Where to revitalise in Zurich this summer
Looking for a silent place to get away from the crowds on a warm summer day in Zurich? Places to free your mind, read a book and reload your energies in a green and peaceful setting? Join me in discovering my favourite spots easy to reach by bike, bus or on your feet…
Hidden in Zurich-Riesbach, between Zolliker- and Mühlebachstrasse you will find Villa Patumbah, a gem that even many locals are not aware of. Surrounded by a stylish English park by landscape architecte Evariste Mertens you will discover a listed villa built in 1885 for Karl Fürchtegott Grob, a rich tobacco plantation owner who named the villa after a small village near his first plantation in Sumatra (meaning “a country you are longing for”). Architects Chiodera and Tschudy combined in this villa stylistic elements of Gothic, Renaissance and Rococo periods as well as motifs inspired by the Far East. Today it houses the Centre of Patria Protection. The park is open to public, with a choice of benches and chairs to linger on or lawns to take a nap on a blanket.
Another one of my favourite relaxing spots is just outside the city near the Lindt & Sprüngli chocolate factory: Sulzergut, which looks from outside as a fenced private park with a wooden villa, is actually public and accessible until 10pm. Spread over 6,000 square metres this terrain was bought by the community of Kilchberg in 1970 for 1 million Swiss francs from the inheritance of its last owner. It offers two small pebble beaches for easy access to Lake Zurich, huge sunbathing lawns with enough trees for a little shadow and two benches to sit on. Sulzergut can be reached by bus 165 from the city.
Relaxing on cemeteries sounds weird to you? Not when you choose one of those I tend to spend some of my free time: Eichbühl in Zurich-Altstetten and Sihlfeld in Zurich-Witikon (Kreis 3). As their grounds are extremely vaste and only partly covered by graves, you may get some peace in lush surroundings without being constantly reminded that you are sitting amongst the dead.
Built in 1966 Eichbühl cemetery is one of the youngest in the city, covers a ground of more than 140,000 square metres and is considered an important work of modern Swiss landscape architecture. The grave fields are laid out like terraces in clear lines and the concrete of the buildings symbolically corresponds with the elements water, air and earth. It impresses me every time with its extraordinary width and compactness and offers plenty of space for silence. In most of its parts you are far away from the tombs and don’t feel like being on a cemetery.
A wide array of stone benches invite you to read a book or daydream among meadows and trees giving you full peace of mind. Cemetery Eichbühl can be reached by tram 2 to Lindenplatz followed by a short walk.

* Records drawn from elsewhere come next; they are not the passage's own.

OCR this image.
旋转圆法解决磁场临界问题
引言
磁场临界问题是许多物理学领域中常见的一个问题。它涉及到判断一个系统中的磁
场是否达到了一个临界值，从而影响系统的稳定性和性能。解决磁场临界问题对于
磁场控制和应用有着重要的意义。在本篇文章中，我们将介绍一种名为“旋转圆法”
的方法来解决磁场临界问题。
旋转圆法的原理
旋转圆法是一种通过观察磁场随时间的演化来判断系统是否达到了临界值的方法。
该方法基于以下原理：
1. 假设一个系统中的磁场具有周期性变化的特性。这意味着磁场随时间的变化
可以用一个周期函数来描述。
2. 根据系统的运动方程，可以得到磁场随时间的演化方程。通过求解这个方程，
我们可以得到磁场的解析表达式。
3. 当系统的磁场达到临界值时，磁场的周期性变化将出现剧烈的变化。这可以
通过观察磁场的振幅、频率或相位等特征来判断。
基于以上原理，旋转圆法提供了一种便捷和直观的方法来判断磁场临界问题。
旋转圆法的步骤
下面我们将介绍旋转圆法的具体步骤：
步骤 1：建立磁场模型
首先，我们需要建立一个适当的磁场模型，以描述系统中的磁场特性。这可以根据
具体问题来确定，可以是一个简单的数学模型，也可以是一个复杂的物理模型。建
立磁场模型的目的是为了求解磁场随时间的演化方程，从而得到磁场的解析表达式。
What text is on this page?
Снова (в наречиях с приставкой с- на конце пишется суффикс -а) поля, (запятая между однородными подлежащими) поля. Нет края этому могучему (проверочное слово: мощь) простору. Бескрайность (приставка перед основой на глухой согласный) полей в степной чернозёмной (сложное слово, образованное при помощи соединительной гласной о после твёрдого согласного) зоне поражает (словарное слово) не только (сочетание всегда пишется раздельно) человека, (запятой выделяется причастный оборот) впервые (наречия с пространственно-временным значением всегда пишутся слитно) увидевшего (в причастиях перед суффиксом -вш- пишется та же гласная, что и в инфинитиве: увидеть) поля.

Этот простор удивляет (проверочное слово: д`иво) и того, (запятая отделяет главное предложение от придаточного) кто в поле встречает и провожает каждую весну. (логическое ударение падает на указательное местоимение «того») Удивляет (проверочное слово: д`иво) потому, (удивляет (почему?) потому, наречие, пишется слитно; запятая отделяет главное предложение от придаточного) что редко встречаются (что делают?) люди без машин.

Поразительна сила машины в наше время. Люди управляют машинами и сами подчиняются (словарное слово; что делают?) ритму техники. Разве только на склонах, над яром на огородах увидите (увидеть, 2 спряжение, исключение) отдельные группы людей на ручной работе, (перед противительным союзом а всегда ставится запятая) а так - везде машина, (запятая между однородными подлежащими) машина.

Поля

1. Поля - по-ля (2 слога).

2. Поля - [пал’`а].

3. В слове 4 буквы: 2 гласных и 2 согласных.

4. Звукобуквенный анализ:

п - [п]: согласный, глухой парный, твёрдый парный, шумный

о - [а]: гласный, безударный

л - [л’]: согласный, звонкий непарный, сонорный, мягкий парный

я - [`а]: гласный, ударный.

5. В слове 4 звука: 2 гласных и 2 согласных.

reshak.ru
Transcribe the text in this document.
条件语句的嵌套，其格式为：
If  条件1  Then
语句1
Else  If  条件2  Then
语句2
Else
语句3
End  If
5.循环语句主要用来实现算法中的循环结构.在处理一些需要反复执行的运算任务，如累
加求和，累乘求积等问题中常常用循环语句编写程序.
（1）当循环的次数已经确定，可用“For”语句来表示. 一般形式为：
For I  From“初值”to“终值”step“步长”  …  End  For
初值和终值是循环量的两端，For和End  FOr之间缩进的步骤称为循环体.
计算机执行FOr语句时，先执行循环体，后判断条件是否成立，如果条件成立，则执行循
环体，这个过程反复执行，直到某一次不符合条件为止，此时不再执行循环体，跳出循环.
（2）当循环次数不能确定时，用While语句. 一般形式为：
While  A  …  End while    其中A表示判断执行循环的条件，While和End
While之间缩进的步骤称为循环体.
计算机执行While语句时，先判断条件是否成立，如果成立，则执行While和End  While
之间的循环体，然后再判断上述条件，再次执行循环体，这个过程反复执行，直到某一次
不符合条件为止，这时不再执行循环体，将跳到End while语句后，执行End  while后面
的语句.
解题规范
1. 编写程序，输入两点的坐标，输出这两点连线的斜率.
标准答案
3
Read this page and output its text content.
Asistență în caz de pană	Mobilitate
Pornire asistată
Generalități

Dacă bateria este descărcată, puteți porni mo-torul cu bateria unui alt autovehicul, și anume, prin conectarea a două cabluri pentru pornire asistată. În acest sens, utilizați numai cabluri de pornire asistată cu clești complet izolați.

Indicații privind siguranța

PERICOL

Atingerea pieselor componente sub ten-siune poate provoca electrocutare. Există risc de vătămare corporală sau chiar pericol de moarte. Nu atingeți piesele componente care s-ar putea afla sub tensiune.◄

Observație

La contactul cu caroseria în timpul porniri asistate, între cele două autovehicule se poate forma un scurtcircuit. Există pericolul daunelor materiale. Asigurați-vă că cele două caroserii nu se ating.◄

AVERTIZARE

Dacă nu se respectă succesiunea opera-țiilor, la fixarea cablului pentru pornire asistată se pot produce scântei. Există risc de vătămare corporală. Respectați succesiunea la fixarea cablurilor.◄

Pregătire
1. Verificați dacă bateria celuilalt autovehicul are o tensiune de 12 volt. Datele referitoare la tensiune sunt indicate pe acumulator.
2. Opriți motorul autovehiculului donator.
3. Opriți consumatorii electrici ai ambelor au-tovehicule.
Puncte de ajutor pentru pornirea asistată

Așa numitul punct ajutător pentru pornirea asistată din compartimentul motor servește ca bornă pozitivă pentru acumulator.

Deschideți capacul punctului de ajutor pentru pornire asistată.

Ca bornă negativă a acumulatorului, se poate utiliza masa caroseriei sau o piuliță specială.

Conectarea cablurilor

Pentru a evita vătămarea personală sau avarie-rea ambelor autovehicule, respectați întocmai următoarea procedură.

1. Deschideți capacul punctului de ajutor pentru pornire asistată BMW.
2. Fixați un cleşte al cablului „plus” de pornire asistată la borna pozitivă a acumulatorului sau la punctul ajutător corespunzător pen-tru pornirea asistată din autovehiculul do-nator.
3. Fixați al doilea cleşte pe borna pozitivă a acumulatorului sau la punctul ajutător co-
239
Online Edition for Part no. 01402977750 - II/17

An even bigger ground is covered by Sihlfeld cemetery with its 288,000 square metres, which is not only the biggest cemetery, but at the same time the biggest park in Zurich. It’s first part inaugurated in 1877, further sectors were added over the years until the late 60’s. Strolling on the sycamore avenues or taking a break next to sculptures and fountains on a sunny day is mostly rewarding for any park lover seeking for a relaxing moment. Here you are in good company with famous writers like Gottfried Keller, Hugo Loetscher or Johanna Spyri, Red Cross founder Henri Dunant or former Swiss national football team coach Köbi Kuhn, who found their last resting place here. I sometimes make a stop at the tomb of Hulda Zumsteg, former owner of the most iconic Zurich restaurant “Kronenhalle”. She was the one given incredible art pieces by Marc Chagall or Joan Miro which still can be admired today in my favourite bar next to the restaurant.
The park opening hours always depend on the season and the exact time of nightfall. In winter the park is therefore closed earlier than in spring, summer and autumn. You may reach Sihlfeld cemetery by tram 3 (Station Krematorium Sihlfeld).